Il caso del cinghiale affetto da peste suina trovato nel territorio di Mombaruzzo, primo in provincia di Asti, è solo l’ultimo episodio ma per Cia Asti e Cia Piemonte è la dimostrazione che non si può più tergiversare.
«Già vent’anni fa dicevamo che la sottostima della fauna selvatica avrebbe danneggiato gravemente il comparto agricolo e l’allevamento.
Oggi vediamo un immobilismo totale rispetto a quanto chiediamo da anni per l’eradicazione del problema – dicono Gabriele Carenini presidente di Cia Piemonte e Marco Capra, presidente di Cia Asti – il grido d’allarme degli agricoltori non può più cadere inascoltato, bisogna che le autorità competenti intervengano al più presto, senza più tentennamenti, abbattendo il maggior numero possibile di cinghiali». Il problema, secondo la Cia è che se non fermata la diffusione della peste suina, si mette a serio rischio tutto un comparto, quello suinicolo, che vuol dire produzione d’eccellenza e quindi anche economia.
Secondo Carenini servono misure straordinarie con mezzi e uomini adeguati.
«Chiediamo l’intervento dell’esercito, non perché siamo improvvisamente impazziti, ma perché non si può lasciare la soluzione di una situazione emergenziale in mano a chi fa il cacciatore per hobby.
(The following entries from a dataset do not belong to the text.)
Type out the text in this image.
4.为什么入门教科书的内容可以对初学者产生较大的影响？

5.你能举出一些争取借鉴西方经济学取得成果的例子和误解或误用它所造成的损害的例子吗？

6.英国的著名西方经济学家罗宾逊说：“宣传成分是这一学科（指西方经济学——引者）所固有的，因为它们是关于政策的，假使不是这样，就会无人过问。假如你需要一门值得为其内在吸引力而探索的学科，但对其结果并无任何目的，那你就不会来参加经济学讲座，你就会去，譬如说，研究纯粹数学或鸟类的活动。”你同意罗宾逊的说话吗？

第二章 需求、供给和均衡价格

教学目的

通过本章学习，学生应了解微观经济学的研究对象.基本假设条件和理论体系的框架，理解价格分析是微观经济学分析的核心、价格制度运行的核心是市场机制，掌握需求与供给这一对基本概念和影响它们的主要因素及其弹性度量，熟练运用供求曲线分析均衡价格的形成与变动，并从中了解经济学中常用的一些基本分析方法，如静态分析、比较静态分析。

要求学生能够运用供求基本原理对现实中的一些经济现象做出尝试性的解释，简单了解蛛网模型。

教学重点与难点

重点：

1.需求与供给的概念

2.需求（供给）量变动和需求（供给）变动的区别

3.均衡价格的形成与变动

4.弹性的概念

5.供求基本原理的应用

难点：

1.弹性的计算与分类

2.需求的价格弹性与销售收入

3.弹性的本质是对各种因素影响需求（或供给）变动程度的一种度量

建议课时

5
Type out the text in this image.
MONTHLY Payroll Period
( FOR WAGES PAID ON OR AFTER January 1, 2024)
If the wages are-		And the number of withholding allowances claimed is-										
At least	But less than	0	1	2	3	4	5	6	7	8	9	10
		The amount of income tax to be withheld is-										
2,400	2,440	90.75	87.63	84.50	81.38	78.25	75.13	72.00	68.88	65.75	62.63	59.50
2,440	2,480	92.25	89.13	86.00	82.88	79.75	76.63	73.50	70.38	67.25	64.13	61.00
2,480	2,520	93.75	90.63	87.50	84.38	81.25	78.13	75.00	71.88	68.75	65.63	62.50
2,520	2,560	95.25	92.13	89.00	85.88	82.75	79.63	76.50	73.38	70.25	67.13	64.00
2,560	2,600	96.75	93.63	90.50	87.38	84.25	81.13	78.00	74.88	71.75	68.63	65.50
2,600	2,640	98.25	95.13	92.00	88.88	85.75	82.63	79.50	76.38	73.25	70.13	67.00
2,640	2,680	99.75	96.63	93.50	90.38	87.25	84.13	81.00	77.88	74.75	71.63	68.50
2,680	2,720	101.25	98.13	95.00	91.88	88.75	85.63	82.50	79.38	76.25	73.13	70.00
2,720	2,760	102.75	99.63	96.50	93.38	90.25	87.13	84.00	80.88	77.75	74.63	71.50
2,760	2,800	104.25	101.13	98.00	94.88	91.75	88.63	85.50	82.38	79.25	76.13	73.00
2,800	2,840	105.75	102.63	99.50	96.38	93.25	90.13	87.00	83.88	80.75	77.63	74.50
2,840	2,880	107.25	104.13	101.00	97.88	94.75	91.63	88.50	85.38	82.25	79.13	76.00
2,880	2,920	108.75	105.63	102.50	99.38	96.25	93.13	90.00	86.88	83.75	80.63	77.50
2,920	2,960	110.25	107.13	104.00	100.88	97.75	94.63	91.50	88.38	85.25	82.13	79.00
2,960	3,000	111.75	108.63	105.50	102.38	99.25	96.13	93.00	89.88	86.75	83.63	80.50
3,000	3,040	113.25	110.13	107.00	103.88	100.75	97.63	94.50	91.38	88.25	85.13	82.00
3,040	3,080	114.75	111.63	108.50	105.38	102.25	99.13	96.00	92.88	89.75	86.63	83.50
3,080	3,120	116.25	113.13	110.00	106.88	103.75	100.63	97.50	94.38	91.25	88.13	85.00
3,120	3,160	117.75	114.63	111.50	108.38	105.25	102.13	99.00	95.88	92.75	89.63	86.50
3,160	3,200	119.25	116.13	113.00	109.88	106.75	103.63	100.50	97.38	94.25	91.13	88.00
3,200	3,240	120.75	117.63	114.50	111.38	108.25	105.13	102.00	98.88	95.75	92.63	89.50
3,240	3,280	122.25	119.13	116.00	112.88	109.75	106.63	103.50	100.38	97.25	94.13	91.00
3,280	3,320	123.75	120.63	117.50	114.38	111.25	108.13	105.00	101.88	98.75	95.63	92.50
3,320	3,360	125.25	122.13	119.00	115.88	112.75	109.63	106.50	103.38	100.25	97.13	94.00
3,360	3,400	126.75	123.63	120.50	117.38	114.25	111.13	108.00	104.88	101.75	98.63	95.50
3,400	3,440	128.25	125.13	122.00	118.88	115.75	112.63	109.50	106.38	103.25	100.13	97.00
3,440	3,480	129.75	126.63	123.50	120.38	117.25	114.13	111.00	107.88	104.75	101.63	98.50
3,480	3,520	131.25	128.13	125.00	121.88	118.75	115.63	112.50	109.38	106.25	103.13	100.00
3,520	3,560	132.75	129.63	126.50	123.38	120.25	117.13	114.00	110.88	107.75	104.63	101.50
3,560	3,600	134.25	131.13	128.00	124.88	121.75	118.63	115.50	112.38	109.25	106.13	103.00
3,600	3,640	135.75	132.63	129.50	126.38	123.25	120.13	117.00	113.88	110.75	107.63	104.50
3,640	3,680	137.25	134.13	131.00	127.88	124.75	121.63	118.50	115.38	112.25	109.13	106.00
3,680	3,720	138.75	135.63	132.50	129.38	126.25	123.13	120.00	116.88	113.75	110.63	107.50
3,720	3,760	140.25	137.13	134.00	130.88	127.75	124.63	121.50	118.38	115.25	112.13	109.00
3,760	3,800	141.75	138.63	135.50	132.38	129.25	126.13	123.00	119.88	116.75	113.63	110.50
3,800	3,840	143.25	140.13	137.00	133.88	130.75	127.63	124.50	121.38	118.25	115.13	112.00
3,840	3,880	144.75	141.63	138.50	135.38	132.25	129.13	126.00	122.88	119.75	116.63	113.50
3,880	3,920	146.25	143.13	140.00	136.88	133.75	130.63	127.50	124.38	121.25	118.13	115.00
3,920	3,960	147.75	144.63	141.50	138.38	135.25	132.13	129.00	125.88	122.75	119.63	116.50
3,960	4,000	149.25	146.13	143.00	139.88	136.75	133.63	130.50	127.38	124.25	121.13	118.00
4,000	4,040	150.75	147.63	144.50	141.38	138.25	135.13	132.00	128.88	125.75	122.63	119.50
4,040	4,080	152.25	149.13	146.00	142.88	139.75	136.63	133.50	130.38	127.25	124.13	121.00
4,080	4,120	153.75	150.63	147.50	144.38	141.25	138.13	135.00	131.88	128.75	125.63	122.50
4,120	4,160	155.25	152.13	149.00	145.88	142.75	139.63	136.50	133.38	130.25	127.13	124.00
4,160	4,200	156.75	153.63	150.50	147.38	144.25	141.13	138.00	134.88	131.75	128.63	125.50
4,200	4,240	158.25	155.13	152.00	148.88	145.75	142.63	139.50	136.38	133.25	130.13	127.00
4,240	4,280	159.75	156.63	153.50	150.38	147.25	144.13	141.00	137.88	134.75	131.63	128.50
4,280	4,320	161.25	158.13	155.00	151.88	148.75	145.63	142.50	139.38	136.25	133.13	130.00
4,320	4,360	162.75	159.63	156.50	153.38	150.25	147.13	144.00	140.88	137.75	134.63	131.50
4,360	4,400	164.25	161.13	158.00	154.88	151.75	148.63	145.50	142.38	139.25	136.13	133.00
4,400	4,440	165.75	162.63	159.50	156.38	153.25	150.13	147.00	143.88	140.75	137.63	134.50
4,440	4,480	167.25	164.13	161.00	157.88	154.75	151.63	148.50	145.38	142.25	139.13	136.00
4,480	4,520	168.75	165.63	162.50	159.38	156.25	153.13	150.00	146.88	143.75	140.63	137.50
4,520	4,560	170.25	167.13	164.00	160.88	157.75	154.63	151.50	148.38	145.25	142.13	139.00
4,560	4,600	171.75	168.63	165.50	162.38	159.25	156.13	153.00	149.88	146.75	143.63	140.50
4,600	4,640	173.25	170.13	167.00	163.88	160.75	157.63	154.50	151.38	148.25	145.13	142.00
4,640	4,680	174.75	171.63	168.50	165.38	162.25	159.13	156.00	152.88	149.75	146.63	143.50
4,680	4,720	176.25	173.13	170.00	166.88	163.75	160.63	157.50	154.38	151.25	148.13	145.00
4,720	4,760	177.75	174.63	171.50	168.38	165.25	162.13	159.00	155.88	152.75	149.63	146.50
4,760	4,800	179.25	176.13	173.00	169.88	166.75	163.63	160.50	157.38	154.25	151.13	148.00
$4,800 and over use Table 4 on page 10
Servono professionisti che sappiano quello che stanno facendo e lo sappiano fare bene. Il paradosso è che finora abbiamo abbattuto suini sani, per il pericolo di contagio, mentre lasciamo che vadano tranquillamente in giro cinghiali malati e che possono trasmettere l’infezione. Ci sembra evidente che non si ppuò andare avanti così».